How Andy Murray won the nation's hearts and John Terry lost them.

Two of the country's foremost sporting figures are dominating the headlines this week. One is the people's hero, the epitome of bravery, a captain, leader and legend. The other is a dour Scot who fails to win round middle England due to a lack of grace, an accent from somewhere other than the Home Counties and the temerity to joke about not supporting England.

Over the weekend, one of these has been taken to the hearts of the British public after a primetime emotional outpouring, the other appears in court this week accused of a racially-aggravated public order offence. And so while former England captain John Terry faces his nadir, Andy Murray appears to finally have been accepted by the masses following his emotional response to defeat in the most prominent match of his career.

It only takes one moment of emotion, one show of weakness, one boneheaded comment to change a profile that you might have spent years building up. In the cases of Murray and Terry, the new public images they've gained as a result of these moments might actually be fairer reflections of who they are.

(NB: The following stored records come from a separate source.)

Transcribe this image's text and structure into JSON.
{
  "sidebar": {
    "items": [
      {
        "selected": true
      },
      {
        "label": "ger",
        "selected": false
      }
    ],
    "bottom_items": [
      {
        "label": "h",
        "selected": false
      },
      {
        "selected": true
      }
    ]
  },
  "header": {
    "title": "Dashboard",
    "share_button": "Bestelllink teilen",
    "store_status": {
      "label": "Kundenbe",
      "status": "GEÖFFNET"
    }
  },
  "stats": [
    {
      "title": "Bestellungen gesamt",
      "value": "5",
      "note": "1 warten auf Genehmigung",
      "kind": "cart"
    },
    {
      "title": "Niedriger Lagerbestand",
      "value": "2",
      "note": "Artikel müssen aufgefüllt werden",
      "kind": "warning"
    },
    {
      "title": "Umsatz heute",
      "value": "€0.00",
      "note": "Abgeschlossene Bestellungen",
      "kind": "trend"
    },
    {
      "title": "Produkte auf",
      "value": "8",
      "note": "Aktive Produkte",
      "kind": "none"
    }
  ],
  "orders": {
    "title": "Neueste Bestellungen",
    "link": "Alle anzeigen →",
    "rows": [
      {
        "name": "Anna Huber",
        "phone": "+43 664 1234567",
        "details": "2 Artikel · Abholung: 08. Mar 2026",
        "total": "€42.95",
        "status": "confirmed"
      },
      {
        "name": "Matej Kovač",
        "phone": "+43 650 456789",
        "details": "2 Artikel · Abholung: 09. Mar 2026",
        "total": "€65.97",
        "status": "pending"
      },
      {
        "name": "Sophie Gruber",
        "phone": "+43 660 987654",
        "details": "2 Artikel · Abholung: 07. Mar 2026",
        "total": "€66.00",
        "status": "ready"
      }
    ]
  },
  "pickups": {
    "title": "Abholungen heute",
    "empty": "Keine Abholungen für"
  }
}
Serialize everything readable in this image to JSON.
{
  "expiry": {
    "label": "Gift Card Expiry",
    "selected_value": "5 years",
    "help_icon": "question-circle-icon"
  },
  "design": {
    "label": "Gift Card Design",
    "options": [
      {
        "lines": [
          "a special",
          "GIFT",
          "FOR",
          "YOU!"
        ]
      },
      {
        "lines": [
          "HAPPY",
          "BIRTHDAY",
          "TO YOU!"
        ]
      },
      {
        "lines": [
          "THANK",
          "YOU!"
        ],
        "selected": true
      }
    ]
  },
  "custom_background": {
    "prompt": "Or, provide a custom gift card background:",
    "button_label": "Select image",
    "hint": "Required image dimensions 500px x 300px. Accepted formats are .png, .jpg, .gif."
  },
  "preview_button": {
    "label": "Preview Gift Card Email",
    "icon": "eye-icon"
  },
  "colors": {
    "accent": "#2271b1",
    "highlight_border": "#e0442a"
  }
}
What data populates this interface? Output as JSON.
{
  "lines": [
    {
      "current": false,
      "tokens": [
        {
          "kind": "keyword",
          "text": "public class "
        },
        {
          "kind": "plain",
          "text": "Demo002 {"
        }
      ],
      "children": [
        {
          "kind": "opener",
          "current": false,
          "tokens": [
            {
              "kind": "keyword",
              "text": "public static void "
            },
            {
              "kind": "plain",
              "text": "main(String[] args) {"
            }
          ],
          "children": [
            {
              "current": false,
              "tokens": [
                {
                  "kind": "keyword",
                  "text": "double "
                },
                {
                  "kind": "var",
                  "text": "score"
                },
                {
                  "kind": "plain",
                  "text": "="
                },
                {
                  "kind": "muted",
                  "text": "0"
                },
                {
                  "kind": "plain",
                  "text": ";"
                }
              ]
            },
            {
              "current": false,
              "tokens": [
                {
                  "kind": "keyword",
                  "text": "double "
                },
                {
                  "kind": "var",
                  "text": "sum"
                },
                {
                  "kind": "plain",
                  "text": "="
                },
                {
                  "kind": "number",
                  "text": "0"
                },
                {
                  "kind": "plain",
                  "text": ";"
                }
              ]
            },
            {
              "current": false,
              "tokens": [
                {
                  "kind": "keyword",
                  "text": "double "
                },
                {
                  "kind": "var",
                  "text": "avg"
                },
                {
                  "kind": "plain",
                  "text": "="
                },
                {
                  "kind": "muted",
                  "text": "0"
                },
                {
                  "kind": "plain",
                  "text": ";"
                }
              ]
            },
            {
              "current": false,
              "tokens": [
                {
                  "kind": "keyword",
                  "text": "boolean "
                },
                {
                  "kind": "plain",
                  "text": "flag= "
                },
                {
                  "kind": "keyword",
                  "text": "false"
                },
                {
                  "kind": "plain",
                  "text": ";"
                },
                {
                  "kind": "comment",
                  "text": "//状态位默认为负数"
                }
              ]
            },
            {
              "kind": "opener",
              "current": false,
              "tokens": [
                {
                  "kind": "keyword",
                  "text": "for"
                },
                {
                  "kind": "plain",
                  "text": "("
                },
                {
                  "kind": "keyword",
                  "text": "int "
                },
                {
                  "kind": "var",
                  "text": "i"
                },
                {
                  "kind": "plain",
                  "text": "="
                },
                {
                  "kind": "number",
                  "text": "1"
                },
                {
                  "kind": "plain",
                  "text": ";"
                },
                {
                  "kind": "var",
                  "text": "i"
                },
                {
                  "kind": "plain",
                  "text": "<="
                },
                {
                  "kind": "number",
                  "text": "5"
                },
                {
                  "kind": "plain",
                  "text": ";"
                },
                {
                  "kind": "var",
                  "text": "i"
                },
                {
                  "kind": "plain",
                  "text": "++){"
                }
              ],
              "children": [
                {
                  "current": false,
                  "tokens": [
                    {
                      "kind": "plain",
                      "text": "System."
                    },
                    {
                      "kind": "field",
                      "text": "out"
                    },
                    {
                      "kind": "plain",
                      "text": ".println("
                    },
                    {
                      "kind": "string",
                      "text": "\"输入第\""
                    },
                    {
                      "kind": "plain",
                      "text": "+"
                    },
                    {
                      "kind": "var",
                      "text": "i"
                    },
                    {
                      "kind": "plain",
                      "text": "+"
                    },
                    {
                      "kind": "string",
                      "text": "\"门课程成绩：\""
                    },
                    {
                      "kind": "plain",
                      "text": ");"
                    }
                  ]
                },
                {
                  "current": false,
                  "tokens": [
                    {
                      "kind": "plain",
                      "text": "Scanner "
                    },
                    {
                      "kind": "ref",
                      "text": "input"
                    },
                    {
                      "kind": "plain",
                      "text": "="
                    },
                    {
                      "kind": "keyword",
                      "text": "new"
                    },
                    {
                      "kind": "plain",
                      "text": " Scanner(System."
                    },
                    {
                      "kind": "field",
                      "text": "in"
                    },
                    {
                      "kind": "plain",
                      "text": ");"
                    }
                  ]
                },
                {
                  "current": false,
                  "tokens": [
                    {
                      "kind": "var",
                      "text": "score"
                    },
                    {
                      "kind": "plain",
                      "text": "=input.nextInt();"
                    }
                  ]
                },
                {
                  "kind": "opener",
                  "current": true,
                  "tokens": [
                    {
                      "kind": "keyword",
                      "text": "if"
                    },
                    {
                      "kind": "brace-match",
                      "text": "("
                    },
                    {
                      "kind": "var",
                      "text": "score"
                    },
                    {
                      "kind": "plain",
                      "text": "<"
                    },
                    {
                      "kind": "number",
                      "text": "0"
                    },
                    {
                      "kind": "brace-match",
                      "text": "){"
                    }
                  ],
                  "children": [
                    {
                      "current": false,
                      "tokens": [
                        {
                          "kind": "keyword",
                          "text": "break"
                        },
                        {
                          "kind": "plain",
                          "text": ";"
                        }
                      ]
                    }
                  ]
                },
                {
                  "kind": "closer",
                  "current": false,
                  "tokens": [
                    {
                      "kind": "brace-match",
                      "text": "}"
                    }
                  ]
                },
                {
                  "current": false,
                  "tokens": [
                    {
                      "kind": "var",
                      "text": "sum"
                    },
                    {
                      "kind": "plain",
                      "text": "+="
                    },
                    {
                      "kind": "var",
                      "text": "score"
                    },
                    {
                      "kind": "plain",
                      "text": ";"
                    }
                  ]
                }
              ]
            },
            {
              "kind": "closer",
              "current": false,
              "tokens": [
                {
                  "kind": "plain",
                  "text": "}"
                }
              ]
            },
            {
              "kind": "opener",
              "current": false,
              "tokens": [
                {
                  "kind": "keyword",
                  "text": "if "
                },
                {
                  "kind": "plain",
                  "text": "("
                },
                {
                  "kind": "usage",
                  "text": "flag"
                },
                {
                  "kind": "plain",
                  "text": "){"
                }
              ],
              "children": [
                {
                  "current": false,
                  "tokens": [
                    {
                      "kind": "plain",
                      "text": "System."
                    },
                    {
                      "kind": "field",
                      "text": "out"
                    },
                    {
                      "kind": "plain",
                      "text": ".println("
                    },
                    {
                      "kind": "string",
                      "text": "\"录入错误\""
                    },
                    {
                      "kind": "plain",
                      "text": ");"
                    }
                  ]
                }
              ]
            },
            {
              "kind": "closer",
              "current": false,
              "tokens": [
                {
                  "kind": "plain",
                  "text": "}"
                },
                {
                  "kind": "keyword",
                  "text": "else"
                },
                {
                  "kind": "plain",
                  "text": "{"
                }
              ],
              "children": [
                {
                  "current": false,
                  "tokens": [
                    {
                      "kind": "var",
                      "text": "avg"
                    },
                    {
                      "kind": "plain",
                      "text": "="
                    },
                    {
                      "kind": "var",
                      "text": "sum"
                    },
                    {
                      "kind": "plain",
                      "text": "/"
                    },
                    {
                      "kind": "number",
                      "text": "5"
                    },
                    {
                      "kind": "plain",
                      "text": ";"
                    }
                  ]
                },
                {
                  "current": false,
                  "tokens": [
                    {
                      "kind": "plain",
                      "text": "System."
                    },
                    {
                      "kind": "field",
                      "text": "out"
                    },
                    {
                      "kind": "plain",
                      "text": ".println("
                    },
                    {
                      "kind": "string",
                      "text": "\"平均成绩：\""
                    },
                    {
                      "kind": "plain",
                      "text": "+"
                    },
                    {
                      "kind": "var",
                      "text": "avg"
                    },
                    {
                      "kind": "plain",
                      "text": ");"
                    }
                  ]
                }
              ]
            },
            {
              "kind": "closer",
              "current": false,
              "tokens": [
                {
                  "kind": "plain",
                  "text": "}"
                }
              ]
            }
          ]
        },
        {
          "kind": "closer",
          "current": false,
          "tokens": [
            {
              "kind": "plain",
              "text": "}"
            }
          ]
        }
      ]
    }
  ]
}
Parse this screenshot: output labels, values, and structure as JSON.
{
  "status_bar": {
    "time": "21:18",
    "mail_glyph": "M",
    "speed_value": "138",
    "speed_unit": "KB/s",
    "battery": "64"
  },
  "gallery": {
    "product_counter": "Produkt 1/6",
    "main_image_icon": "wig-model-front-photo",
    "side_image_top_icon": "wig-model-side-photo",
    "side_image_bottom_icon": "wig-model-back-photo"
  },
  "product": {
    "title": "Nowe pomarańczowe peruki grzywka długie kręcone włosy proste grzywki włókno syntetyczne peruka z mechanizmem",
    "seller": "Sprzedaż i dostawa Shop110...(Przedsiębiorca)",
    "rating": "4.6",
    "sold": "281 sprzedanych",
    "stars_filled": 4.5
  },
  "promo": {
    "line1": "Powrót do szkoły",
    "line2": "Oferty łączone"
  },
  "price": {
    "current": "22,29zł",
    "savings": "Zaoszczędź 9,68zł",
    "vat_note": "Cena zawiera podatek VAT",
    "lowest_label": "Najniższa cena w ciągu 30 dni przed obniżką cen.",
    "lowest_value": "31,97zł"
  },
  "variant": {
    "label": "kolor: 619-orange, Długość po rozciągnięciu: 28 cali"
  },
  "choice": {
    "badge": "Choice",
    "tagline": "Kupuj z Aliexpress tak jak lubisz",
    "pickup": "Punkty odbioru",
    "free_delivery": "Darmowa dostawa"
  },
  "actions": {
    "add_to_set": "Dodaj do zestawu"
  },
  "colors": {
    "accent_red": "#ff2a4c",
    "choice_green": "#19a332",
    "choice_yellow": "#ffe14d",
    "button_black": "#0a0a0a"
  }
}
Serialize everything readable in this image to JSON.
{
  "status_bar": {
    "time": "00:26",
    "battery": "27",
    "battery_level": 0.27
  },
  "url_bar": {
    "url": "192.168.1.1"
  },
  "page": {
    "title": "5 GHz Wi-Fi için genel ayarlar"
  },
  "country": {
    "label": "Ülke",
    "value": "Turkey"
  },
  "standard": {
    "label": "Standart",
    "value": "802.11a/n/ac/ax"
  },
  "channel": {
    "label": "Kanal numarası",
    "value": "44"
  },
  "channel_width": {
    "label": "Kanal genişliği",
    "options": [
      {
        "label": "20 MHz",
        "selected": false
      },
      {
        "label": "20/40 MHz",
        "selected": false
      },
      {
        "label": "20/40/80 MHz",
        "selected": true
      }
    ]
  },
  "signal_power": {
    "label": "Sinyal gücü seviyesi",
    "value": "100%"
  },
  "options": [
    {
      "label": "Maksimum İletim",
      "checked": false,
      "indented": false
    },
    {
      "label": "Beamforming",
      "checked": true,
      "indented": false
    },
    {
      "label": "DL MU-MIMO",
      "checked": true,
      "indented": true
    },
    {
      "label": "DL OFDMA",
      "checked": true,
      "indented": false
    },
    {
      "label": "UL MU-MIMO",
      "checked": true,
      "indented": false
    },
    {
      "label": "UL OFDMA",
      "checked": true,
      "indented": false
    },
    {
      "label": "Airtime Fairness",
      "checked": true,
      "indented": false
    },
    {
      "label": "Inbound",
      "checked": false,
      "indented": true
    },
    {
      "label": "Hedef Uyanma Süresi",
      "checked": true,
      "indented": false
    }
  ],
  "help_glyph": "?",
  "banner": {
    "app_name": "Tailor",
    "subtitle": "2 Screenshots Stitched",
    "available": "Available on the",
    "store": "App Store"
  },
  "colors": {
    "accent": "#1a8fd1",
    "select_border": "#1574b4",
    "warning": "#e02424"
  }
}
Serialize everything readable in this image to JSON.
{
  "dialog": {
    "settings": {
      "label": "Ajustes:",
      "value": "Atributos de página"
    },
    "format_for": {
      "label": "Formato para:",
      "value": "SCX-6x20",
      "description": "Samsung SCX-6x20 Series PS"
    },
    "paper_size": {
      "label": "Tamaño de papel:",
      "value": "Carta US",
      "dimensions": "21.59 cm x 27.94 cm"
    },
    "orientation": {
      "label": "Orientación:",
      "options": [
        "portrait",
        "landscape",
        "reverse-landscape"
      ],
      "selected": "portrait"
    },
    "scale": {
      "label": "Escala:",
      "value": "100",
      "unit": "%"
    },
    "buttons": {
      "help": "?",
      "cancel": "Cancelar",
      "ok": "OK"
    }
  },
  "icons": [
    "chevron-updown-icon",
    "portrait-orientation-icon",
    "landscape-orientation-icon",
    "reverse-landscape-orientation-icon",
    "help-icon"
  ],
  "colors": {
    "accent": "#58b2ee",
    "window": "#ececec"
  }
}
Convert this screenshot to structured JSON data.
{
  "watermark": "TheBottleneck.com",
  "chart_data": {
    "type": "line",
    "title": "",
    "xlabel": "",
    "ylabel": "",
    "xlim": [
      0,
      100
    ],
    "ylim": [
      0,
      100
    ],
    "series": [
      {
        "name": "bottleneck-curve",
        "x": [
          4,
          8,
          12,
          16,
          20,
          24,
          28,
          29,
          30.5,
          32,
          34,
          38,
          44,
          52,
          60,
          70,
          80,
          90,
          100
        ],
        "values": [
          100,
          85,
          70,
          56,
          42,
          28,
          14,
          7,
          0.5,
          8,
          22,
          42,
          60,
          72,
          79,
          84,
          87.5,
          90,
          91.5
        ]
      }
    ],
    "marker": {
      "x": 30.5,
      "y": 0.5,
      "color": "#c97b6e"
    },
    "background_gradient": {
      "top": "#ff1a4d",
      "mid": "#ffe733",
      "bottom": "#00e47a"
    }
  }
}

Andy Murray has never appealed to crowds in the way that Tim Henman did (though much of Henman's appeal appeared to come from some kind of Centre Court middle class affinity), but he is undoubtedly more talented and focused than ‘Tiger' Tim ever was. He has never tried to play to the crowd, and it was his authenticity on Sunday which was so moving.

For Terry, his court appearance is the latest in a series of incidents which have taken him from national hero and father of the year to pariah of the footballing community. Here's a man apparently willing to cheat on his partner with a teammate's girlfriend, part of a family who have been caught shoplifting and dealing drugs, and who's allegedly made racist slurs about fellow footballers. Perhaps what we now see is the real Terry, not the airbrushed media trained leader.
Following David Beckham's slow fade to irrelevance and Terry's quick descent to ignominy, Andy Murray is now set to win the nation's heart.

But do these image changes miss the point? Our narrative driven society demands extremes. Either someone is a hero or a villain, someone who should be on a poster on bedroom walls or on the front page of the paper in handcuffs. Public figures have ceased to be humans, instead they are totems for us gather around or despise. We can speculate that Murray's dour appearance may be down to being present in the school during the Dunblane massacre, a result of the, very public, distance between his parents or the possible recent loss of someone close to him (as alluded to by recent actions after games), or it could just be that he has a distrust and dislike of the cameras.

We can similarly speculate about John Terry - is there something in his homelife, background or upbringing which has caused him to do the things he's done?
What actually happens is that individuals get caught in perpetual whirlwinds of publicity, and lose their identities for the sake of a caricature. We place identities on to people we have never met, and buy into media-driven stories about them rather than seeking to see the image of God in them. As a church we should be seeking to challenge these practices, but instead we are guilty of doing the same. Mark Driscoll and Rob Bell can go from hero to villain based on one book or sermon, and our view of them is formed from a perception about their beliefs and practices, rather than their humanity.

We need to see people as God sees them, as fragments of humanity with the image of God inside them. We see Jesus hanging out with the Bob Diamonds and John Terrys of his day, so we have no right to follow the tabloid's example in shunning them.

Let's try, even if it is just for a week, to look past the headlines and see the people. To refuse to judge people as caricatures but instead see the indelible mark of the creator that is part of the people in the midst of scandal, failure and success.